Gender Inequality Still Plays a Role in Marital Finances
Is it true that most older women who make up the “gray divorce” statistics did not play a major role in handling family finances? This “gender gap in decision-making,” according to the article, actually remains a major issue in current marriages, thereby emphasizing just how significant that gender gap was in marriages from the 1960s through 1980s. To be sure, a large number of married women still leave major financial planning decisions in the hands of their spouse.
That information comes out of a report from UBS Global Wealth Management, which suggests that older women are not the only ones who are in the more traditional gender roles. Indeed, more than 60 percent of women who are married and identify as millennials—those born between the years 1981 and 1996, according to the Pew Research Center—self-report that they leave financial decision-making tasks to their husbands. That number is even higher than for women in the baby boomer generation, in which only 54 percent of wives report that their husbands make the financial decisions.
Women Who Get Divorced Regret Not Participating in Financial Decision-making
Nearly 80 percent of men in the marriages surveyed indicate that they are confident about their ability to make long-term financial decisions and have enough knowledge about finances to do so. That number represents about double the total percentage of women who said the same about themselves.

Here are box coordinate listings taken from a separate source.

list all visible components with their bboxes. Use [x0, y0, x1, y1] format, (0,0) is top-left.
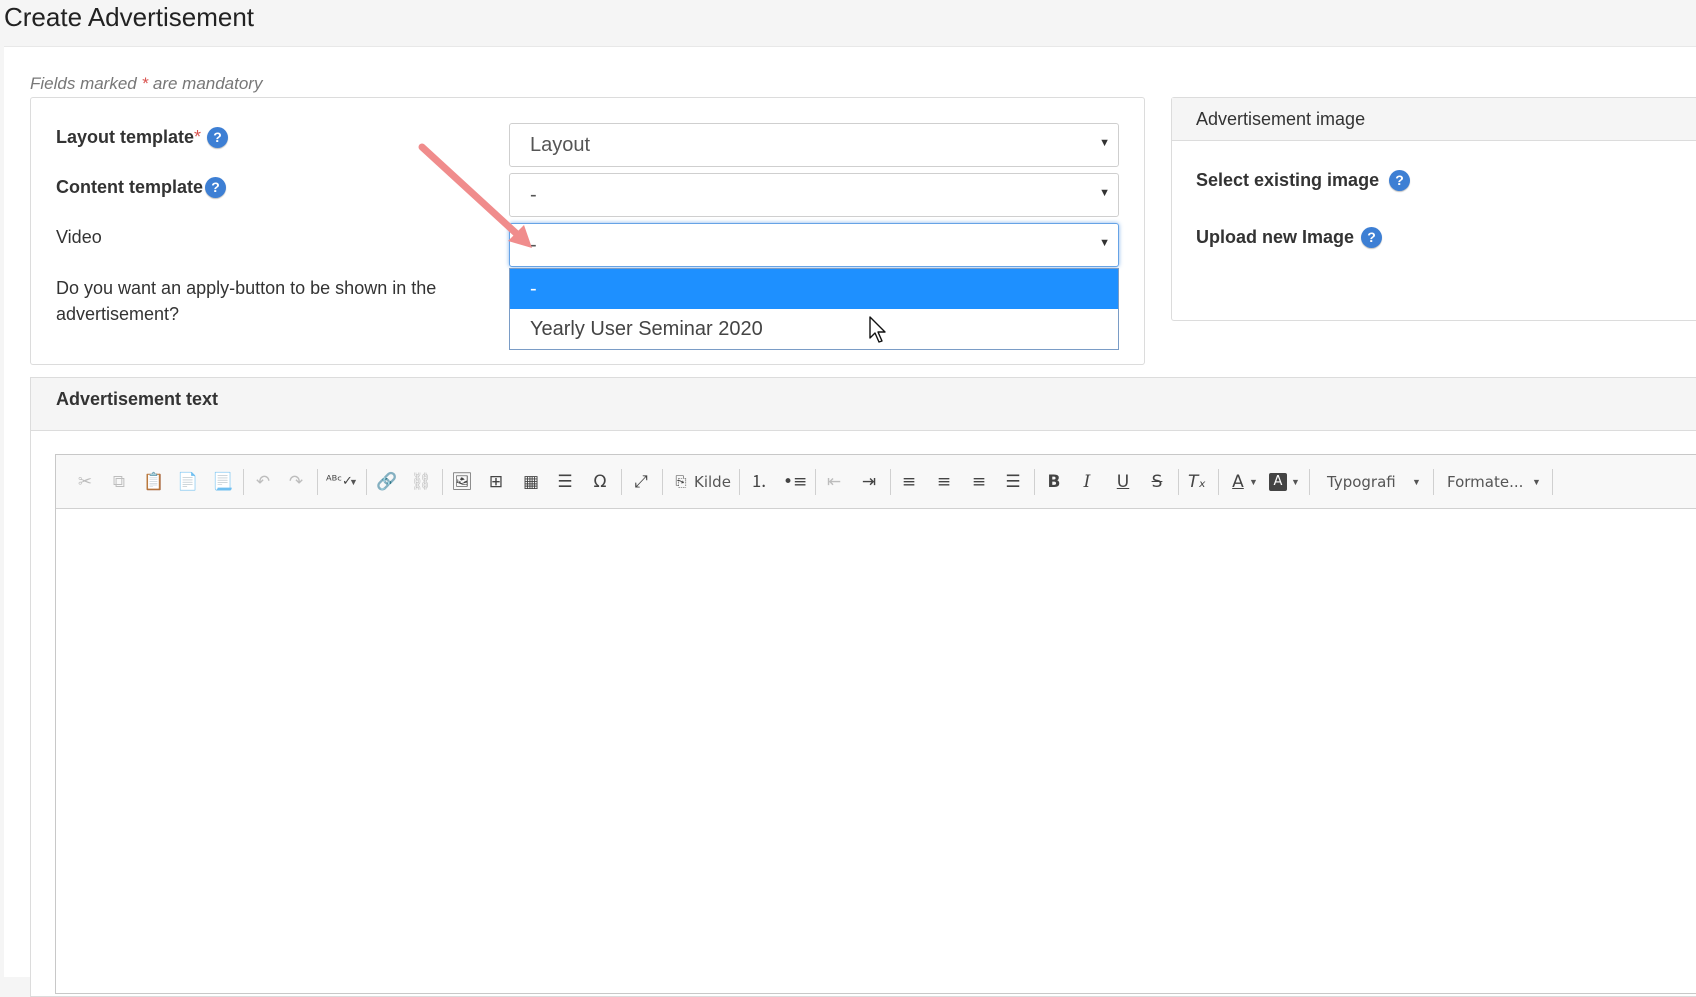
insert-image-icon[interactable]: ⊞ [485, 470, 507, 494]
bold-button[interactable]: B [1043, 470, 1065, 494]
layout-template-label-text: Layout template [56, 127, 195, 147]
video-dropdown-list: - Yearly User Seminar 2020 [509, 268, 1119, 350]
undo-icon[interactable]: ↶ [252, 470, 274, 494]
toolbar-separator [1433, 469, 1434, 495]
link-icon[interactable]: 🔗 [376, 470, 398, 494]
image-panel-header: Advertisement image [1172, 98, 1696, 141]
toolbar-separator [1178, 469, 1179, 495]
source-button[interactable]: Kilde [694, 470, 731, 494]
layout-template-label: Layout template* [56, 124, 201, 150]
chevron-down-icon: ▼ [1099, 187, 1110, 199]
chevron-down-icon[interactable]: ▼ [1532, 472, 1541, 492]
video-option-yearly-seminar[interactable]: Yearly User Seminar 2020 [510, 309, 1118, 349]
toolbar-separator [1034, 469, 1035, 495]
apply-question-line2: advertisement? [56, 304, 180, 324]
background-color-icon[interactable]: A [1269, 473, 1287, 491]
image-panel-title: Advertisement image [1196, 109, 1366, 129]
toolbar-separator [243, 469, 244, 495]
content-template-label: Content template [56, 177, 204, 197]
special-char-icon[interactable]: Ω [589, 470, 611, 494]
remove-format-icon[interactable]: Tₓ [1186, 470, 1208, 494]
mandatory-prefix: Fields marked [30, 74, 137, 93]
align-left-icon[interactable]: ≡ [898, 470, 920, 494]
option-label: Yearly User Seminar 2020 [530, 318, 763, 340]
arrow-shaft [418, 143, 522, 239]
toolbar-separator [366, 469, 367, 495]
rich-text-editor[interactable]: ✂ ⧉ 📋 📄 📃 ↶ ↷ ᴬᴮᶜ✓ ▼ 🔗 ⛓ 🖼 ⊞ ▦ ☰ Ω ⤢ ⎘ K… [55, 454, 1696, 994]
source-icon[interactable]: ⎘ [670, 470, 692, 494]
mandatory-suffix: are mandatory [152, 74, 263, 93]
toolbar-separator [1218, 469, 1219, 495]
align-justify-icon[interactable]: ☰ [1002, 470, 1024, 494]
numbered-list-icon[interactable]: ⒈ [748, 470, 770, 494]
video-label: Video [56, 227, 102, 247]
chevron-down-icon[interactable]: ▼ [349, 472, 358, 492]
strikethrough-button[interactable]: S [1146, 470, 1168, 494]
mouse-cursor-icon [869, 316, 886, 343]
chevron-down-icon: ▼ [1099, 137, 1110, 149]
question-circle-icon[interactable]: ? [207, 127, 228, 148]
page-title: Create Advertisement [4, 2, 255, 32]
typography-dropdown[interactable]: Typografi [1327, 470, 1396, 494]
required-mark: * [194, 127, 202, 147]
copy-icon[interactable]: ⧉ [108, 470, 130, 494]
chevron-down-icon[interactable]: ▼ [1412, 472, 1421, 492]
content-template-select[interactable]: - ▼ [509, 173, 1119, 217]
toolbar-separator [1309, 469, 1310, 495]
table-icon[interactable]: ▦ [520, 470, 542, 494]
toolbar-separator [739, 469, 740, 495]
paste-word-icon[interactable]: 📃 [212, 470, 234, 494]
toolbar-separator [621, 469, 622, 495]
maximize-icon[interactable]: ⤢ [630, 470, 652, 494]
toolbar-separator [1552, 469, 1553, 495]
italic-button[interactable]: I [1076, 470, 1098, 494]
text-panel-header: Advertisement text [31, 378, 1696, 431]
select-existing-image-label: Select existing image [1196, 170, 1380, 190]
paste-icon[interactable]: 📋 [143, 470, 165, 494]
align-center-icon[interactable]: ≡ [933, 470, 955, 494]
outdent-icon[interactable]: ⇤ [823, 470, 845, 494]
toolbar-separator [662, 469, 663, 495]
image-icon[interactable]: 🖼 [451, 470, 473, 494]
indent-icon[interactable]: ⇥ [858, 470, 880, 494]
text-panel-title: Advertisement text [56, 389, 219, 409]
cut-icon[interactable]: ✂ [74, 470, 96, 494]
chevron-down-icon: ▼ [1099, 237, 1110, 249]
option-label: - [530, 278, 537, 300]
paste-text-icon[interactable]: 📄 [177, 470, 199, 494]
format-dropdown[interactable]: Formate... [1447, 470, 1523, 494]
video-option-none[interactable]: - [510, 269, 1118, 309]
layout-template-select[interactable]: Layout ▼ [509, 123, 1119, 167]
editor-toolbar: ✂ ⧉ 📋 📄 📃 ↶ ↷ ᴬᴮᶜ✓ ▼ 🔗 ⛓ 🖼 ⊞ ▦ ☰ Ω ⤢ ⎘ K… [56, 455, 1696, 509]
bulleted-list-icon[interactable]: •≡ [783, 470, 807, 494]
chevron-down-icon[interactable]: ▼ [1249, 472, 1258, 492]
upload-new-image-label: Upload new Image [1196, 227, 1355, 247]
question-circle-icon[interactable]: ? [1361, 227, 1382, 248]
mandatory-note: Fields marked * are mandatory [30, 74, 262, 94]
toolbar-separator [815, 469, 816, 495]
toolbar-separator [442, 469, 443, 495]
mandatory-star: * [141, 74, 149, 93]
underline-button[interactable]: U [1112, 470, 1134, 494]
question-circle-icon[interactable]: ? [1389, 170, 1410, 191]
text-color-icon[interactable]: A [1227, 470, 1249, 494]
advertisement-image-panel: Advertisement image [1171, 97, 1696, 321]
unlink-icon[interactable]: ⛓ [410, 470, 432, 494]
video-select[interactable]: - ▼ [509, 223, 1119, 267]
toolbar-separator [890, 469, 891, 495]
redo-icon[interactable]: ↷ [285, 470, 307, 494]
horizontal-line-icon[interactable]: ☰ [554, 470, 576, 494]
chevron-down-icon[interactable]: ▼ [1291, 472, 1300, 492]
toolbar-separator [317, 469, 318, 495]
align-right-icon[interactable]: ≡ [968, 470, 990, 494]
apply-button-question: Do you want an apply-button to be shown … [56, 275, 436, 327]
apply-question-line1: Do you want an apply-button to be shown … [56, 278, 437, 298]
annotation-arrow [418, 143, 532, 248]
question-circle-icon[interactable]: ? [205, 177, 226, 198]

A majority of women who are currently divorced or widowed indicated that they have regrets about not being involved in financial decision-making processes in their marriages. According to the UBS Global Wealth Management report, many women who are alone wish they had been more involved in finances during their marriage. Almost all of those women recommend that younger married women stay more involved in financial decisions and investment tasks in their marriages in order to break this cycle.